The commission recommended national safety standards as part of a transportation safety program with the goal of cutting surface transportation fatalities in half from the current level by 2025.

To provide efficient transportation outside of the major urban areas, the commission recommended an access program for smaller cities and rural areas.

The commission saw intercity passenger rail as an essential mode to compete with and take pressure off of the air and highway transportation systems. A program to serve high-growth corridors by rail could compete effectively in congested passenger travel markets.

Environmental stewardship warrants national interest, the commission said, because roads and the vehicles that use them affect national and even global communities.
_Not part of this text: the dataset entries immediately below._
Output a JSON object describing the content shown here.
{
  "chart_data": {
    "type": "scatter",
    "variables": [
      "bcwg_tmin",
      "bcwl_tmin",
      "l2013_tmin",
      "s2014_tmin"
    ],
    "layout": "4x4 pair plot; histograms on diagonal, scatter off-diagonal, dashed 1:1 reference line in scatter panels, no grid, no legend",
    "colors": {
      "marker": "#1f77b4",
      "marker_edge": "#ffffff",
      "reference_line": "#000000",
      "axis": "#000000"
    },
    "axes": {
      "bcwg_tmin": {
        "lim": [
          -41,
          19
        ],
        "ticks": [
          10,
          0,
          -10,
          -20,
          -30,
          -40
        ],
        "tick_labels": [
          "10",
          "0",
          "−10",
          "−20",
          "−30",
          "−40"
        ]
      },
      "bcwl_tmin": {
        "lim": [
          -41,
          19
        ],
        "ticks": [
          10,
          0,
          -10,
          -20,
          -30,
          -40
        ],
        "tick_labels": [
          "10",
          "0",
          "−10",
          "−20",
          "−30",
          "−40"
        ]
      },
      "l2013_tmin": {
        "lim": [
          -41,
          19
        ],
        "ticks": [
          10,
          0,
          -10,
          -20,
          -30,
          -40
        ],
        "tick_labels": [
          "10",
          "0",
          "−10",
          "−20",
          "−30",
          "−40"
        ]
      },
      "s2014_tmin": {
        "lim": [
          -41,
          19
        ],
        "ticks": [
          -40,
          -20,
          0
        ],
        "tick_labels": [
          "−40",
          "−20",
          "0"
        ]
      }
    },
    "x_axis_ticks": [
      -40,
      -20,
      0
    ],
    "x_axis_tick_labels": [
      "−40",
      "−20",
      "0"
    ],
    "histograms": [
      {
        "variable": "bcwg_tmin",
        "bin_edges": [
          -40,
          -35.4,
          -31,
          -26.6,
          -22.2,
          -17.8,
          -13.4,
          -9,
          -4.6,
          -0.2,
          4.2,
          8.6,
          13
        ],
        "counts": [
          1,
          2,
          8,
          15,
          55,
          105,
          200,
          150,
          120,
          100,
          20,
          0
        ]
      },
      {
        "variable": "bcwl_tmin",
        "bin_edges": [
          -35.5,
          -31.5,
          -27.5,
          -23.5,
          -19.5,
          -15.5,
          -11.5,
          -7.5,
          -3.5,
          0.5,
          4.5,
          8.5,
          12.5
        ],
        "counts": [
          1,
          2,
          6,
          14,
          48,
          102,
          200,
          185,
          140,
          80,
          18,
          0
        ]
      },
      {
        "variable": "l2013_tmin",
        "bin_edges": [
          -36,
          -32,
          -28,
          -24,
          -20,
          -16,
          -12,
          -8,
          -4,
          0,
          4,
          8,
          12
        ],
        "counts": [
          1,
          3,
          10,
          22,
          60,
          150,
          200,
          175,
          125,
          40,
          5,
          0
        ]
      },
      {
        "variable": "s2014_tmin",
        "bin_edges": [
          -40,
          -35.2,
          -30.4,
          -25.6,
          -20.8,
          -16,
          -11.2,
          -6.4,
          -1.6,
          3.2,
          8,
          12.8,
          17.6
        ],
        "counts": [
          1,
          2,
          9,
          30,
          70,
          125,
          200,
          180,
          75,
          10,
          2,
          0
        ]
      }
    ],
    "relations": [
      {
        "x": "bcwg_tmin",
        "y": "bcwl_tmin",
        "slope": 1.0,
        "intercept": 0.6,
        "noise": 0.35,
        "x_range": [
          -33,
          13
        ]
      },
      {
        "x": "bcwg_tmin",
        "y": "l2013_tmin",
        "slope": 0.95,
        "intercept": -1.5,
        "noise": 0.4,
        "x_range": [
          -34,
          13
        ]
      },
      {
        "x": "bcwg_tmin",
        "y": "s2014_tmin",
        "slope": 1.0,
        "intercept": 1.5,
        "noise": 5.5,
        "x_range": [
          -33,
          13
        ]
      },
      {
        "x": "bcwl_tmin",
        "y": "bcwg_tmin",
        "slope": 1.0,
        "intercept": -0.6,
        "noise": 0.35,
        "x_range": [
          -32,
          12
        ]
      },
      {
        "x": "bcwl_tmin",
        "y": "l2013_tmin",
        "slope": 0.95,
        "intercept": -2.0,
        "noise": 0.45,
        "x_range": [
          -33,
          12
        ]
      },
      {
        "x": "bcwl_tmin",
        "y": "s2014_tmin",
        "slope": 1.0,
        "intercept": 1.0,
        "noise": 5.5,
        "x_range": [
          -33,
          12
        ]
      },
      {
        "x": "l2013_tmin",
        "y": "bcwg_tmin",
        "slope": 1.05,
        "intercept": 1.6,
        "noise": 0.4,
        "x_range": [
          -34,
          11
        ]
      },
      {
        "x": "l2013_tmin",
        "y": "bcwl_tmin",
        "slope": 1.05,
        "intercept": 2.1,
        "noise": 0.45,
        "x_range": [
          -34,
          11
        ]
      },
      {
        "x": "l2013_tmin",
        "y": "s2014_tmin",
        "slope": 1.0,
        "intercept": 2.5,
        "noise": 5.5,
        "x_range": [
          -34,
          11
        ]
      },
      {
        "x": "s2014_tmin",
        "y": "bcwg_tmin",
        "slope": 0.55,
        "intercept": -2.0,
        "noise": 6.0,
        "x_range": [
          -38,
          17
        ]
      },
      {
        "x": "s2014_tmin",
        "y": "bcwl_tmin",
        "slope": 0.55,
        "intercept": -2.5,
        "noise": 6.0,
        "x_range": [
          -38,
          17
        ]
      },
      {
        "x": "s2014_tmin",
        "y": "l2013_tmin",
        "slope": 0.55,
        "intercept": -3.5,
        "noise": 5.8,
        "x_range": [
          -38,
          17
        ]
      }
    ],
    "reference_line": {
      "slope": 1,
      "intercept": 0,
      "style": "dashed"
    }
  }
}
The commission would establish an environmental stewardship program with 7% of the total federal surface transportation program funding, about a 2% increase over the current share.

The commission recommended a program into energy research and development of initiatives that cost-effectively reduce the nation’s dependence on petroleum for transportation.

The federal government should continue to be responsible, said the commission, for providing transportation access—and improve public access—to the 650 million acres of the U.S. land the federal government has title to.

Finally, too much federal transportation research is undertaken without clearly defined anticipated payoffs, is redundant, or is motivated by politics instead of transportation, according to the commission. The panel recommended establishing a research program working with the research community to establish performance measures and goals for the national research program.

Back on TRAC

To oversee the whole effort, the Policy Commission recommended creating a permanent National Surface Transportation Commission (NASTRAC) to develop national strategic plans for each of the program areas. The NASTRAC also would establish the cost to finance the plan and recommend a federal fuel tax or other mechanism sufficient to provide revenue to match the cost.

The commission conceived of NASTRAC as analogous to a public utility rate commission, the postal rate commission or the Base Closure and Realignment Commission.

The Policy Commission and its sister panel, the National Surface Transportation Infrastructure Financing Commission, were authorized in the 2005 Safe, Accountable, Flexible, Efficient Transportation Equity Act: A Legacy for Users (SAFETEA-LU). They were set up to investigate possible alternatives to the current organization and financing of the federal transportation program. The current Highway Trust Fund, financed by the federal fuels tax, is heading for big deficits beginning next year.

The Financing Commission is scheduled to release its final report by the end of this year.

Congress also is scheduled to reauthorize the federal-aid highway program next year. The lawmakers will consider the recommendations of the two SAFETEA-LU commissions as they craft their transportation reauthorization bill. SAFETEA-LU expires on Sept. 30, 2009.